First of all, we need to install the “rvest” package which is useful for data scraping.
install.packages("rvest", repos = "http://cran.us.r-project.org")
## 将程序包安装入'C:/Users/Li Xi/Documents/R/win-library/4.1'
## (因为'lib'没有被指定)
## package 'rvest' successfully unpacked and MD5 sums checked
##
## The downloaded binary packages are in
## C:\Users\Li Xi\AppData\Local\Temp\RtmpCmC5gh\downloaded_packages
Next, we enter the URL of the webpage that we want to analyze.

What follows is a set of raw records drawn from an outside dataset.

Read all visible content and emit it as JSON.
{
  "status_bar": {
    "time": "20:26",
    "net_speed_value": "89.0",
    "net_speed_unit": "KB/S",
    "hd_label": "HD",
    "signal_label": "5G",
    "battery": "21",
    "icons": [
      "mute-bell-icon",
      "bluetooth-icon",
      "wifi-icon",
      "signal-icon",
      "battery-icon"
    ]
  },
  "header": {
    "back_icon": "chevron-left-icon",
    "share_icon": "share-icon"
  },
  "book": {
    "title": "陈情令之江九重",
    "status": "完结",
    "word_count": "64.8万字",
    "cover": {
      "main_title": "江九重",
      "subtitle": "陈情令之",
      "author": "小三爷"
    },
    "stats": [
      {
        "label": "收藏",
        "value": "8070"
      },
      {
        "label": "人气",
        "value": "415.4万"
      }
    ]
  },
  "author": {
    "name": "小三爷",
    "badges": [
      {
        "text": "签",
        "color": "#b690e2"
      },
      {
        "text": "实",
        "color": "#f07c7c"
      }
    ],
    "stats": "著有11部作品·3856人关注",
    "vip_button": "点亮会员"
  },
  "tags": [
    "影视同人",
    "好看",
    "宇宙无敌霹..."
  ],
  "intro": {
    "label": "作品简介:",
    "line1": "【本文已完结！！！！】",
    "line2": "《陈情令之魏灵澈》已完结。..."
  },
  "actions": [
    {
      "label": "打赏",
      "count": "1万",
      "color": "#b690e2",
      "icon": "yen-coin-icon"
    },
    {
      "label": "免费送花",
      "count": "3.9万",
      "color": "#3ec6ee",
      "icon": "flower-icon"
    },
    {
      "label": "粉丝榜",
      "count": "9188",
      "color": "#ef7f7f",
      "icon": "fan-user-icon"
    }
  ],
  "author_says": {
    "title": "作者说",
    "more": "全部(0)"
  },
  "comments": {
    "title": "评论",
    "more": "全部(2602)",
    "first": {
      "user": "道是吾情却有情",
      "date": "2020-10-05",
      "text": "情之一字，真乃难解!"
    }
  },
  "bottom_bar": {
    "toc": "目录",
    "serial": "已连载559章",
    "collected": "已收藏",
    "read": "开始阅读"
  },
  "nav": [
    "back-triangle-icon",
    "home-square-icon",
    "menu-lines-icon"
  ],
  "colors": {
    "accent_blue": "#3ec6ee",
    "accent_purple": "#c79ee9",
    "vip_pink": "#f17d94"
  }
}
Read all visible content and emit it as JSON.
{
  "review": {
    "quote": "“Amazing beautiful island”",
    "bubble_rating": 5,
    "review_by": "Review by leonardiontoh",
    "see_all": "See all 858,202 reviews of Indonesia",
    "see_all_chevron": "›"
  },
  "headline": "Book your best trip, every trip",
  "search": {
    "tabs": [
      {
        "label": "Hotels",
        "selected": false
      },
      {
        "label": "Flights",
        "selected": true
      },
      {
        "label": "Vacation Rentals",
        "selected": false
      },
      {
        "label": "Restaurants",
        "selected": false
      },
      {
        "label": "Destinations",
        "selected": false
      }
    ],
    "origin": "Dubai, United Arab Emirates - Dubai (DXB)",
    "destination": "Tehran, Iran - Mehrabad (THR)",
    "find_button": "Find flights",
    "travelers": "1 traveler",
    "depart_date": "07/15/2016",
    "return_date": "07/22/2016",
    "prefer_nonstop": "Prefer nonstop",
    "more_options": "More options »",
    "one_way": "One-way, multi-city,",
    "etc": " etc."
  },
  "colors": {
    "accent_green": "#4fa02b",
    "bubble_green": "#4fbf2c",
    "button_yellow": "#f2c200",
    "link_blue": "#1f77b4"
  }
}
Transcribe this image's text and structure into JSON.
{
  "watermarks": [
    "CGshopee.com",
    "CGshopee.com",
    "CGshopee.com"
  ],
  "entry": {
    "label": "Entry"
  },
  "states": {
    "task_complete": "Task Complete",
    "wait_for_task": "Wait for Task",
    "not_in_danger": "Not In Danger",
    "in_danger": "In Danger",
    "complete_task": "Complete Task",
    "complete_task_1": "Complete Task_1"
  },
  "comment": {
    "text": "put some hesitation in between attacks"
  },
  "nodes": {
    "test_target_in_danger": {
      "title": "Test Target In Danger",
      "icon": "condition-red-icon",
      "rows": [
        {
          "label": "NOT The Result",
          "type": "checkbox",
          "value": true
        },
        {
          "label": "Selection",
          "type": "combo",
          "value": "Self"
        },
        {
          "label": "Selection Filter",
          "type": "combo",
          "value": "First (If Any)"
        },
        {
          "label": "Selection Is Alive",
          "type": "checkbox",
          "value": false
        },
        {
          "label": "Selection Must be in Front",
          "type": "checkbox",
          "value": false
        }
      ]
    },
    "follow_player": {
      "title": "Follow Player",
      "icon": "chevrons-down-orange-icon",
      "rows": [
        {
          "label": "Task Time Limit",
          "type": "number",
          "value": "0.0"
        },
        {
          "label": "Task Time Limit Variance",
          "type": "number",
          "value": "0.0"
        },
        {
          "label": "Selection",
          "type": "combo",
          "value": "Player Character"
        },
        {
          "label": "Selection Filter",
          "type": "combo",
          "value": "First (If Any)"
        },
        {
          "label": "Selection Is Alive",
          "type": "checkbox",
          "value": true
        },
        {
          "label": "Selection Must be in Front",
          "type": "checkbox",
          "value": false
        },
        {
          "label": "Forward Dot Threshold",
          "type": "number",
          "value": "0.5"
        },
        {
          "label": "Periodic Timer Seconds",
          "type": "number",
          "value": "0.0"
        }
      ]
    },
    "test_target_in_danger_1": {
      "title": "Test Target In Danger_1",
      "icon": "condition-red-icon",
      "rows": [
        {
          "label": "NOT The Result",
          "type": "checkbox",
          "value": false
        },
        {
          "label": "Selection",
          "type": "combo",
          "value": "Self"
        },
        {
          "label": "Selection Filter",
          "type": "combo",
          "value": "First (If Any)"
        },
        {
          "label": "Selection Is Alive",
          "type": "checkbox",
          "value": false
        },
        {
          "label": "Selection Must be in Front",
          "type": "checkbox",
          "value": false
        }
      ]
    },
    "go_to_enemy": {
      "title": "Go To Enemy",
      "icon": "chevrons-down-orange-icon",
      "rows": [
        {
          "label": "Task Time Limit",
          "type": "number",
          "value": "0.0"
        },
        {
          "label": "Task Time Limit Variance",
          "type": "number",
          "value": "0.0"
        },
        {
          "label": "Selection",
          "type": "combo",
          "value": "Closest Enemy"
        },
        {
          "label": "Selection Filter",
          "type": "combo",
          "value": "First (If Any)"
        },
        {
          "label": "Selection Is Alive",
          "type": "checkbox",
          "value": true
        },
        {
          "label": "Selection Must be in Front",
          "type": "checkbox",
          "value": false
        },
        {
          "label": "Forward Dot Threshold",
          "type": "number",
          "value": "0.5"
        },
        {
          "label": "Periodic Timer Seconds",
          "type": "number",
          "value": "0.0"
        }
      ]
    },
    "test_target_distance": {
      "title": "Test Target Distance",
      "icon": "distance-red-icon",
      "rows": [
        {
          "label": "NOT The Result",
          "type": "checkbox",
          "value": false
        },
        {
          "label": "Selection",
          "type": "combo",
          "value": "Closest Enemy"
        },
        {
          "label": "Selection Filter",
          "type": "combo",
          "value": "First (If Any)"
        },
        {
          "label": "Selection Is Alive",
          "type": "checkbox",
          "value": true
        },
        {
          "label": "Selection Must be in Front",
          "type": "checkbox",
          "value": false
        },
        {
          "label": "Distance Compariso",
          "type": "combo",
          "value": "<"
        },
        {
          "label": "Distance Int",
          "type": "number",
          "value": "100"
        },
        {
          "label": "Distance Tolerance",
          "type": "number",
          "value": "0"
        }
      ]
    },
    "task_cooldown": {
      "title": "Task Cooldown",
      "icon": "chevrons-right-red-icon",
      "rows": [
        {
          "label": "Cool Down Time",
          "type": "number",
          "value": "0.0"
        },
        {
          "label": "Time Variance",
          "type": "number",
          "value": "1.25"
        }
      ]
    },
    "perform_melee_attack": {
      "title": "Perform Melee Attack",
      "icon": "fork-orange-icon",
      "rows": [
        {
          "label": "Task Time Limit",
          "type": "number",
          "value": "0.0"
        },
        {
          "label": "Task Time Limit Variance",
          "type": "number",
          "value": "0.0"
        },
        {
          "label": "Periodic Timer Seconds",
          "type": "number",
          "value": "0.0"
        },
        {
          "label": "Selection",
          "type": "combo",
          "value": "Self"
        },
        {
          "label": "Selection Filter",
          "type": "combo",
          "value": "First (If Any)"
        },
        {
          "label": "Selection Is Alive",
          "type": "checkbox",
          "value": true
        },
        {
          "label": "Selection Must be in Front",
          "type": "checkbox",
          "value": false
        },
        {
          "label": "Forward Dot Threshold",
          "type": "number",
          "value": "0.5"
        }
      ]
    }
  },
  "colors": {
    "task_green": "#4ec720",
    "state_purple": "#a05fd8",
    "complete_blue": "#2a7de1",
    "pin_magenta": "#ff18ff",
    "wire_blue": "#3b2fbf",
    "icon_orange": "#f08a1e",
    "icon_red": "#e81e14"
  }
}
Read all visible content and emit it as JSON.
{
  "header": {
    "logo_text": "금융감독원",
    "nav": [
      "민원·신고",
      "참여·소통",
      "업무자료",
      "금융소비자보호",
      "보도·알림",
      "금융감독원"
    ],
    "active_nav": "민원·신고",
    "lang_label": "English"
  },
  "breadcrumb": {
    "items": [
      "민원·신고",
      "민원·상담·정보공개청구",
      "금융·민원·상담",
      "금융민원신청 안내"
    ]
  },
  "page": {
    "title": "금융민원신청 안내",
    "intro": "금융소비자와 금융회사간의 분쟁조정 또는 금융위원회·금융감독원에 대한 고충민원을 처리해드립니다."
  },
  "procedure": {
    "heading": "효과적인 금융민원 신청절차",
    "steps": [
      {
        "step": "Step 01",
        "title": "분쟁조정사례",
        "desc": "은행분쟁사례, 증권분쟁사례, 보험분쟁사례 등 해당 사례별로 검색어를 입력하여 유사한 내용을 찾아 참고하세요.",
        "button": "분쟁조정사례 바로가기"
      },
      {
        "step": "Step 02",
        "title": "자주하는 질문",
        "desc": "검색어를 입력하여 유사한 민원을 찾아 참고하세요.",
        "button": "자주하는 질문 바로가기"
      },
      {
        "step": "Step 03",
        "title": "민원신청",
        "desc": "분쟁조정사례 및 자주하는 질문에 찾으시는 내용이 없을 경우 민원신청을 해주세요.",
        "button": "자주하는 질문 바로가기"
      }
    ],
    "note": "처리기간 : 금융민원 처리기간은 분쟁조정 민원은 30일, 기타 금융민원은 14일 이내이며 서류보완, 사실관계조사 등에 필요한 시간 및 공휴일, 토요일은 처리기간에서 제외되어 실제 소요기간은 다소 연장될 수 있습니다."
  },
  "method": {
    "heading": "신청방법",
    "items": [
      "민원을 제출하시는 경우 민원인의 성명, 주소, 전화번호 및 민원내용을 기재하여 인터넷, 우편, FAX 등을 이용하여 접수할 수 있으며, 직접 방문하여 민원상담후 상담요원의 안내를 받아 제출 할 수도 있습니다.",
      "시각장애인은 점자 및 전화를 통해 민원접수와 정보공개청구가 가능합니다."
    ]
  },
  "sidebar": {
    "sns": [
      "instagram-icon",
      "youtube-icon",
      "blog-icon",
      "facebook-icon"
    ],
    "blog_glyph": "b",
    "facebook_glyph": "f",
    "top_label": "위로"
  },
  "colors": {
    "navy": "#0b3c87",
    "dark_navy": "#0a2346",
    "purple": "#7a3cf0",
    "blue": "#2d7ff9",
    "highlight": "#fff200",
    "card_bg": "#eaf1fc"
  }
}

Here, we take the HKU marketing faculty webpage as an example.
library(rvest)
url = "https://www.fbe.hku.hk/people/faculty?pg=1&staff_type=faculty&subject_area=marketing&track=all"
webpage = read_html(url, encoding = "UTF-8")
print(webpage)
## {html_document}
## <html lang="en-US" prefix="og: https://ogp.me/ns#">
## [1] <head>\n<meta http-equiv="Content-Type" content="text/html; charset=UTF-8 ...
## [2] <body class="page-template page-template-people-listing page-template-peo ...
Getting all the “h5” nodes in the webpage:
nodes <- html_nodes(webpage,xpath = '//h5')
How many h5 nodes do we have?
print(length(nodes))
## [1] 16
Now, let us focus on h5 nodes that satisfies the following criterion, and print the information accordingly.
nodes <- html_nodes(webpage,xpath = '//div[@class="people-info"]/h5')
print(length(nodes))
## [1] 15
for (node in nodes)
print(html_text(node))
## [1] "Dr. Jingcun CAO"
## [1] "Mr. Baniel CHEUNG"
## [1] "Dr. Buston Yat Chiu CHU"
## [1] "Dr. Chu (Ivy) DANG"
## [1] "Dr. Jinzhao DU"
## [1] "Dr. Tak Zhongqiang HUANG"
## [1] "Dr. Jayson Shi JIA"
## [1] "Dr. Michael He JIA"
## [1] "Dr. Sara KIM"
## [1] "Dr. Yin Mei NG"
## [1] "Dr. Tuan Quang PHAN"
## [1] "Mr. Sean RACH"
## [1] "Prof. David K.C. TSE"
## [1] "Prof. Echo Wen WAN"
## [1] "Dr. Guiyang XIONG"